A few weeks ago, I was visiting my in-laws who were taking care of my young nephews, ages 3½ and 20 months. Let’s call them Tom and Jerry.
The family was in the living room and the boys each had a set of toys, mostly cars and trucks that they were playing with. Tom went over to his younger brother and picked up a toy truck that the toddler wasn’t playing with. Jerry instantly grabbed it back. It resulted in a tug of war and the older boy crying.
The adults started telling Jerry that he needed to share with Tom. I told them I had recently read a news article talking about how kids aren’t able to understand the concept of sharing until they are about 3 or 4 years old. The adults just stared at me like I was crazy.

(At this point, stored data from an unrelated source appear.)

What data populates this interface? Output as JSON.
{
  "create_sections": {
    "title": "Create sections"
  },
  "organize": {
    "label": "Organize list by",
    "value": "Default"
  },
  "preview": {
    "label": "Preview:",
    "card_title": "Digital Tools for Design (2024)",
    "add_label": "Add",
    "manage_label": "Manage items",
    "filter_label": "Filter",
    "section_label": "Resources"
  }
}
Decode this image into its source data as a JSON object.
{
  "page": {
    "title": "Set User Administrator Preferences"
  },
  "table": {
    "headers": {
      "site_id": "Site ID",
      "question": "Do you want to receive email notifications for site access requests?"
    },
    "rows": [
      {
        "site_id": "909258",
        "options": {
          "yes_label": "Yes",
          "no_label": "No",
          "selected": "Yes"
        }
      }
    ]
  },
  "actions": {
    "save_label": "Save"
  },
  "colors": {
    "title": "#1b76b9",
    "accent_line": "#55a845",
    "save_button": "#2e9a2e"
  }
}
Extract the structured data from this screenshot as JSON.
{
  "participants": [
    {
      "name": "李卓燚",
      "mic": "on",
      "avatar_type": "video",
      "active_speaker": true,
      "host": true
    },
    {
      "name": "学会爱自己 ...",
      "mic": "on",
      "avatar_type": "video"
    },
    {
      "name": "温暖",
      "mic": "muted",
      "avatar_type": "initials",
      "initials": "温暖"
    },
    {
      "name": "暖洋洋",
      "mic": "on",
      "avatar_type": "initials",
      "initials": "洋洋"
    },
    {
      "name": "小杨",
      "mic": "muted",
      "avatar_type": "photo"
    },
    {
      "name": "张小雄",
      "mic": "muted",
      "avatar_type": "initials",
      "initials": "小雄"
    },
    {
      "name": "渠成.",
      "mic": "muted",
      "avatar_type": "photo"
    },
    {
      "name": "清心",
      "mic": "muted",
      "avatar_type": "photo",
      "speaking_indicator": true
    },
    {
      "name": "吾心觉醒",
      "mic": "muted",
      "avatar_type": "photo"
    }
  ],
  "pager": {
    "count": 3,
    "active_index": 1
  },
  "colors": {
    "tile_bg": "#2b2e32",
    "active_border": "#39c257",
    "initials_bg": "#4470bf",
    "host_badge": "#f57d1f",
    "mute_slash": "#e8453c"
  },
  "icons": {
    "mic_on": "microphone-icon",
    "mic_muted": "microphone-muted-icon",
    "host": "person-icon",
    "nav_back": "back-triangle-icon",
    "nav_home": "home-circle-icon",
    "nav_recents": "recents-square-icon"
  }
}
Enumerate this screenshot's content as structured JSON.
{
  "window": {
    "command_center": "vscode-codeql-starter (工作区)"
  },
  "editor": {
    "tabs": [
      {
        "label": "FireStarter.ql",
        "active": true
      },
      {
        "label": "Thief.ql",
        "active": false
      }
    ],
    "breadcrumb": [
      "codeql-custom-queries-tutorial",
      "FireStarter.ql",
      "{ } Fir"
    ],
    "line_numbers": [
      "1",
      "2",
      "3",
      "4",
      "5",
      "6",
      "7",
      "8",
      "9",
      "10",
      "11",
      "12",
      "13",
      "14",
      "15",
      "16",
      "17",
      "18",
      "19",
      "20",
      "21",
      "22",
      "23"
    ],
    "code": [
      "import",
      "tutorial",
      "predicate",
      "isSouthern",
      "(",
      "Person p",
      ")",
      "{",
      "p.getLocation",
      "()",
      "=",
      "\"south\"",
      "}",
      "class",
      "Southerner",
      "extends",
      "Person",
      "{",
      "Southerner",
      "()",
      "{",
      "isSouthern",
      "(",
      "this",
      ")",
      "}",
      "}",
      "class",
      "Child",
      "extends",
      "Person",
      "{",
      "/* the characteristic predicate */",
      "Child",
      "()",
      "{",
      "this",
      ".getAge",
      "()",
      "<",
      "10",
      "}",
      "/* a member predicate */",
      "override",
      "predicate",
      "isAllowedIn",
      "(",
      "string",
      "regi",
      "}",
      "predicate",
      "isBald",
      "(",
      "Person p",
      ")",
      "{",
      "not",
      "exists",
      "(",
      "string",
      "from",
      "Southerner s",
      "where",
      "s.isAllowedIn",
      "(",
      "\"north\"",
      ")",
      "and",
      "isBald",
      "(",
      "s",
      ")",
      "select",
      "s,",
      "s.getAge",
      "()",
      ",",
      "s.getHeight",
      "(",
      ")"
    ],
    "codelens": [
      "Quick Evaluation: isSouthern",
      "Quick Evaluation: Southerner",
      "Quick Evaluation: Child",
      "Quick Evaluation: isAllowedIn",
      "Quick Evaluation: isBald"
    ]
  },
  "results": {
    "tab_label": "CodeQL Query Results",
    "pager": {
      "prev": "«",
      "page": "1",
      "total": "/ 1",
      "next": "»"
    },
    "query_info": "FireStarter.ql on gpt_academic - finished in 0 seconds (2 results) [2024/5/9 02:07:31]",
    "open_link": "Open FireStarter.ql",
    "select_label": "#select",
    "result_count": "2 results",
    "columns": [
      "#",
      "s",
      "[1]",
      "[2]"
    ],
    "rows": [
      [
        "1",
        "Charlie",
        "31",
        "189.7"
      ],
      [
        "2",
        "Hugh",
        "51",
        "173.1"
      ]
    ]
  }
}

I tried explaining that kids that young haven’t developed theory of mind, which is the ability to tell that what you want is sometimes different than what others wants. For example, it is hard for Jerry to realize that his older brother would think any differently than the Jerry’s perspective of wanting to have all the toys surrounding him even if he isn’t playing with them.

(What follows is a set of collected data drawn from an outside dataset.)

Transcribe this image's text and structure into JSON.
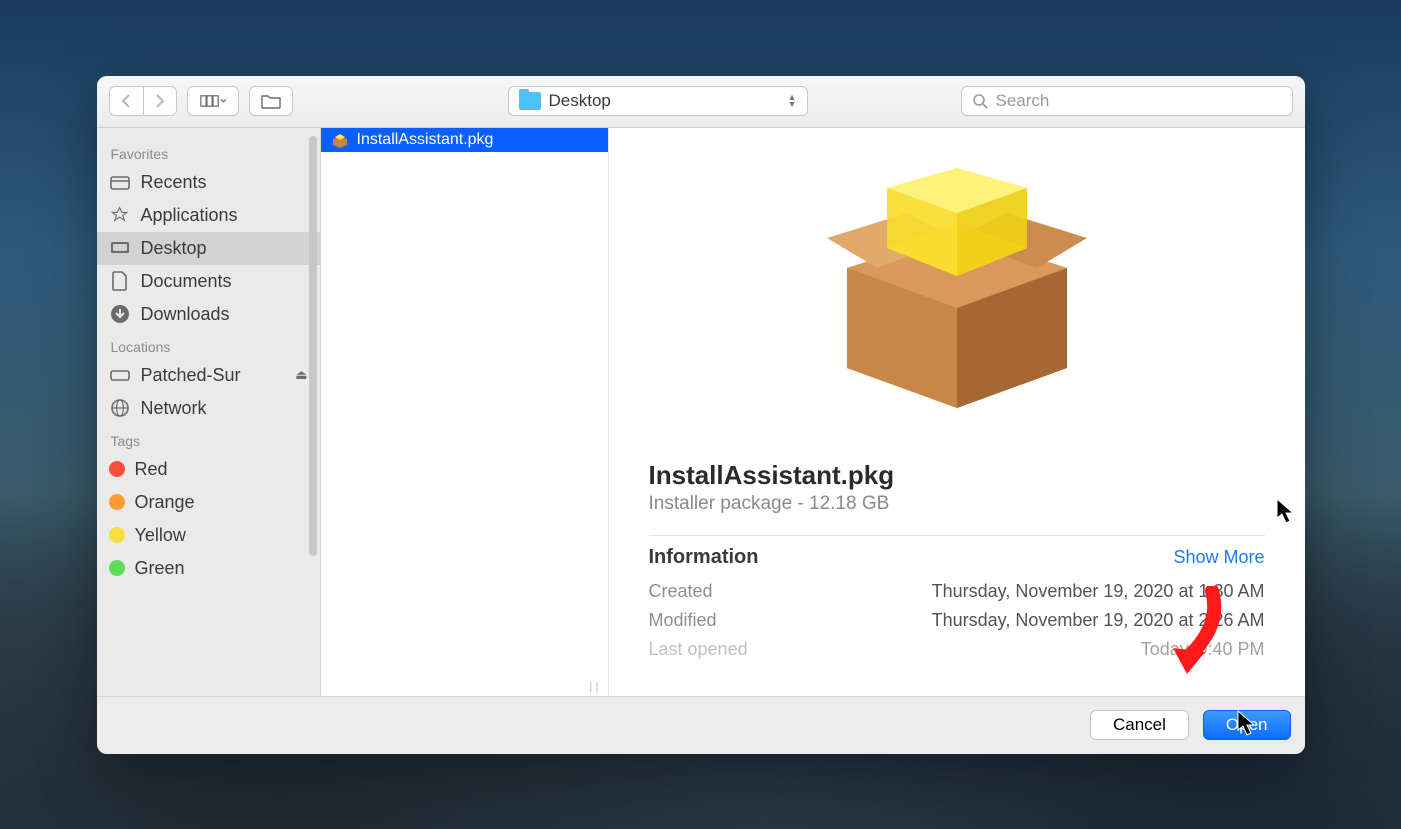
{
  "toolbar": {
    "location_label": "Desktop",
    "search_placeholder": "Search"
  },
  "sidebar": {
    "sections": {
      "favorites": {
        "header": "Favorites",
        "items": [
          {
            "label": "Recents"
          },
          {
            "label": "Applications"
          },
          {
            "label": "Desktop"
          },
          {
            "label": "Documents"
          },
          {
            "label": "Downloads"
          }
        ]
      },
      "locations": {
        "header": "Locations",
        "items": [
          {
            "label": "Patched-Sur"
          },
          {
            "label": "Network"
          }
        ]
      },
      "tags": {
        "header": "Tags",
        "items": [
          {
            "label": "Red",
            "color": "#ff4d3d"
          },
          {
            "label": "Orange",
            "color": "#ff9a2e"
          },
          {
            "label": "Yellow",
            "color": "#f7df3a"
          },
          {
            "label": "Green",
            "color": "#5bdc5b"
          }
        ]
      }
    }
  },
  "file_list": {
    "items": [
      {
        "label": "InstallAssistant.pkg"
      }
    ]
  },
  "preview": {
    "filename": "InstallAssistant.pkg",
    "kind_size": "Installer package - 12.18 GB",
    "info_header": "Information",
    "show_more": "Show More",
    "meta": [
      {
        "label": "Created",
        "value": "Thursday, November 19, 2020 at 1:30 AM"
      },
      {
        "label": "Modified",
        "value": "Thursday, November 19, 2020 at 2:26 AM"
      },
      {
        "label": "Last opened",
        "value": "Today, 9:40 PM"
      }
    ]
  },
  "footer": {
    "cancel": "Cancel",
    "open": "Open"
  }
}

“Theory of mind is important for developing empathy, making friends and even doing well academically,” said Sarah Lytle, of the Institute for Learning and Brain Sciences at the University of Washington, who was quoted in the article I read.
So what can parents do?
- Help young kids develop perspective by talking them through different scenarios. This helps them build a picture in their mind that their way is not the only way.
- Read books with familiar experiences that the child has had, for example, going to the doctor and talk about how the experiences were similar or different.
Luckily, my mom-in-law, the veteran nana that she is, did something similar in talking with the boys about different scenarios. And one boy dried his tears and they continued playing. For about ten minutes, until the next battle.